Czech Foreign Minister Cyril Svoboda is to visit Germany this Thursday. Before leaving he said that he would support the idea of the Czech government breaking a long-held taboo and making a "humanitarian gesture" towards the German minority living in the Czech Republic. This would take the form of symbolic financial compensation to a small number of Czech Germans, who actively resisted Nazism, during the Second World War. After the war, the great majority of Czechoslovakia's three million ethnic Germans were forcibly expelled, and in the atmosphere of the 1950s those who remained often had a very difficult time. Martin Mikule talked to Jaroslav Sonka from the European Academy in Berlin, an expert on Czech-German relations and asked him who he felt should actually be eligible for this compensation and what its main purpose should be.

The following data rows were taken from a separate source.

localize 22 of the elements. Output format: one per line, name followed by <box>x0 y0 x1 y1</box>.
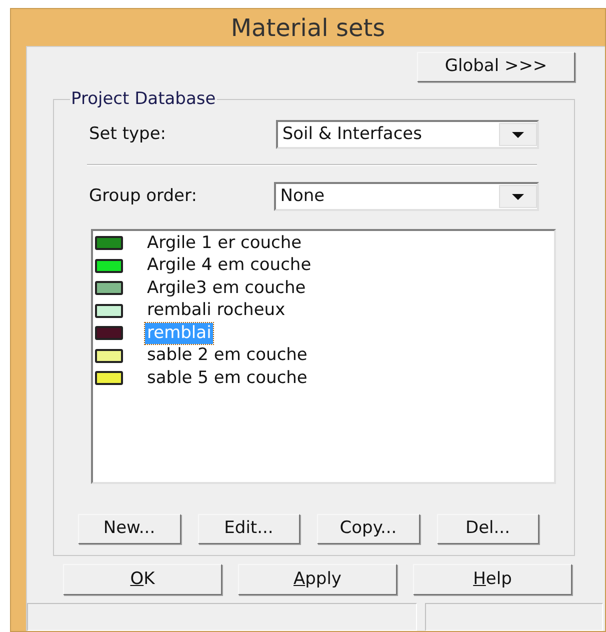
caret-icon <box>512 132 524 138</box>
dialog-button[interactable]: Apply <box>238 564 397 595</box>
material-item[interactable]: Argile 4 em couche <box>145 255 314 276</box>
set-type-label: Set type: <box>89 122 168 146</box>
material-item[interactable]: sable 5 em couche <box>145 368 310 389</box>
group-title: Project Database <box>70 89 217 109</box>
dialog-button[interactable]: OK <box>63 564 222 595</box>
material-item[interactable]: rembali rocheux <box>145 300 288 322</box>
material-item[interactable]: Argile3 em couche <box>145 278 308 299</box>
group-order-label: Group order: <box>89 184 198 208</box>
list-action-button[interactable]: Edit... <box>198 514 300 544</box>
list-action-button[interactable]: Del... <box>436 514 539 544</box>
list-action-button[interactable]: New... <box>78 514 180 544</box>
global-button[interactable]: Global >>> <box>417 52 575 82</box>
dropdown[interactable]: None <box>274 182 539 211</box>
material-item[interactable]: Argile 1 er couche <box>145 232 304 254</box>
dropdown[interactable]: Soil & Interfaces <box>276 120 539 149</box>
list-action-button[interactable]: Copy... <box>317 514 420 544</box>
caret-icon <box>512 194 524 200</box>
window-title: Material sets <box>230 12 386 44</box>
material-item[interactable]: sable 2 em couche <box>145 345 310 366</box>
dialog-button[interactable]: Help <box>413 564 572 595</box>
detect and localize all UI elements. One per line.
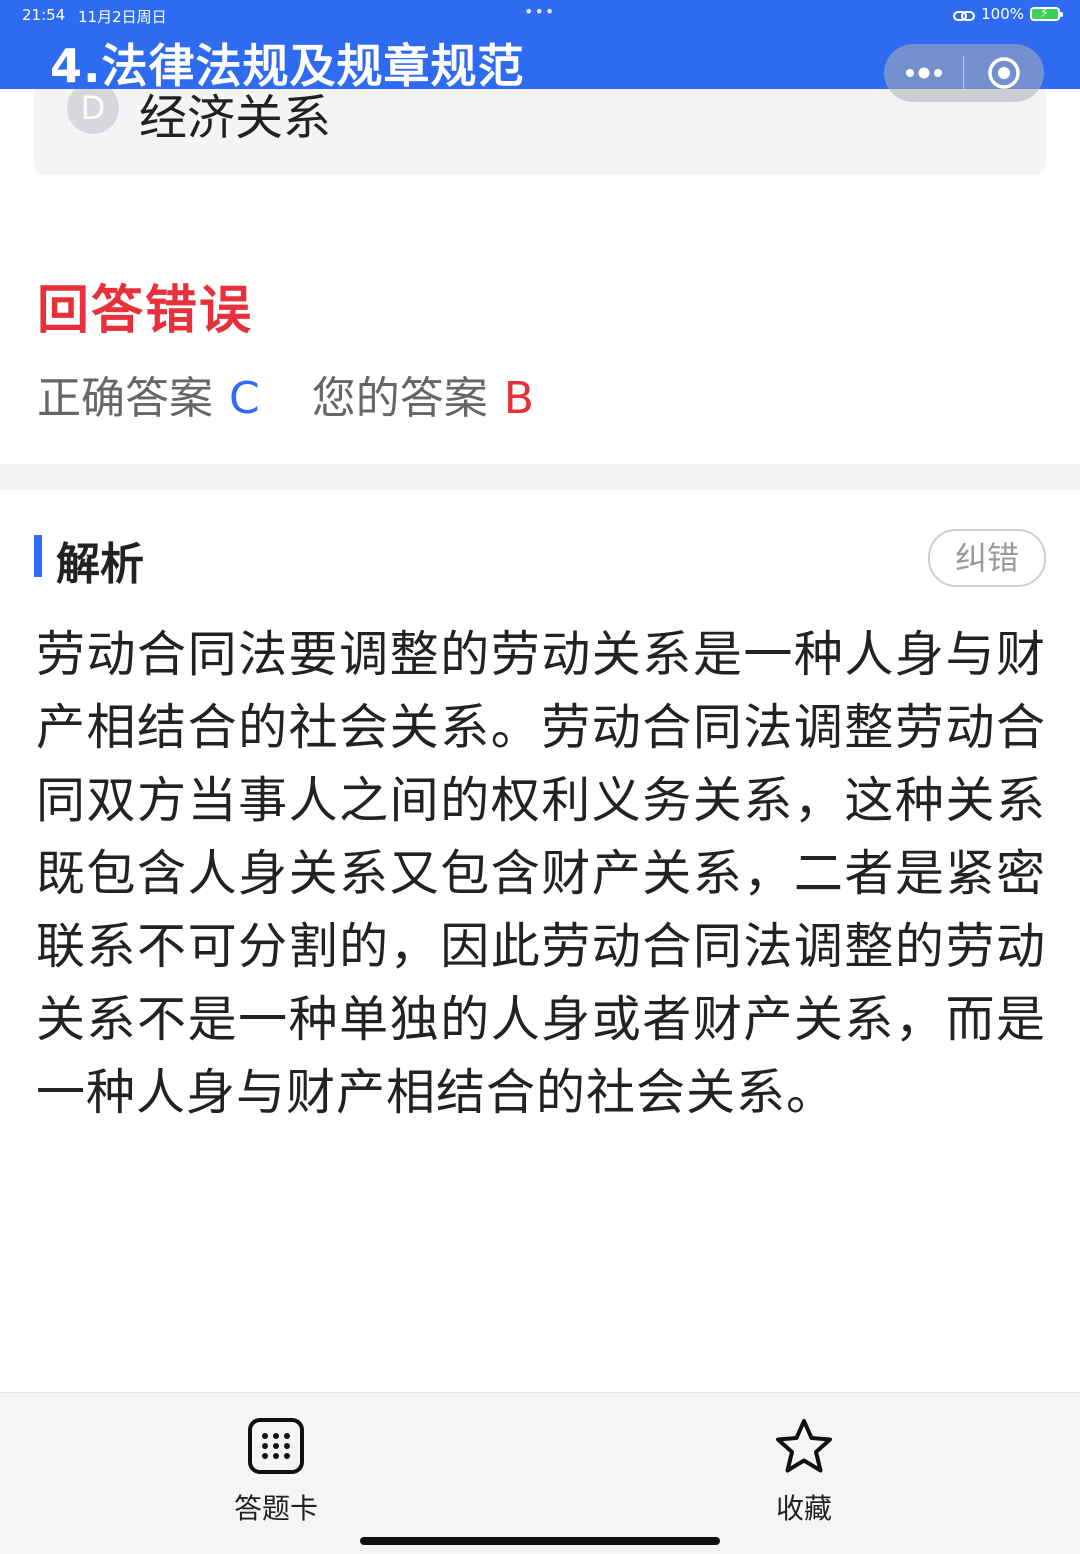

Foreign Minister Cyril Svoboda,  photo: CTK
"I think that this compensation should treat the group of people who lost their citizenship after the war. Then the former Czechoslovakia decided that they can not be expelled because of their position in the industry or in the economy of the Sudeten-German strip of Bohemia and Moravia. So those people did not have citizenship for several years and they were treated like foreigners. They lost their possessions, partly they were treated very badly by the police. Later they obtained their citizenship back. So now the state has to decide to treat them like citizens who were continuously citizens of Czechoslovakia and later on of the Czech Republic."

What kind of people were those ethnic Germans who weren't expelled? Did they all fight against Nazism?

"Well, partly they were anti-Nazi people too; partly the decision was taken according the already mentioned economical needs of the country, so it's a very mixed group. What should be decisive should be their treatment during that time. Partly they were children, for example, who could not be sent to school, there were people injured by the police and by the so called 'Red Guards' in the first months after the war.... It was rather several problematic groups with which we have to solve the problem rather on the field of history, and of reflection of that history."

The Czech public is not really well disposed towards compensating the ethnic Germans, so most of the politicians rather keep their hands off this issue. Why is this question so sensitive even today?

"I think that the Czech political scene simply lost connection with reality in that topic. Usually the political elite have to prepare the public for such a change of opinion. I think we need a new discussion about that topic and we need a change in the opinion of the political elite. Somebody has to be found who is strong enough to go through that case, and I think that during the next generation, let's say within several years, such a person will have a political success for being the first who tries to do something."

Do you believe that now it's the time, and now the 'humanitarian gesture' will be carried out soon?

"I think that the time was given already by the change from Communism to free society and now we are a little bit delayed, more or less."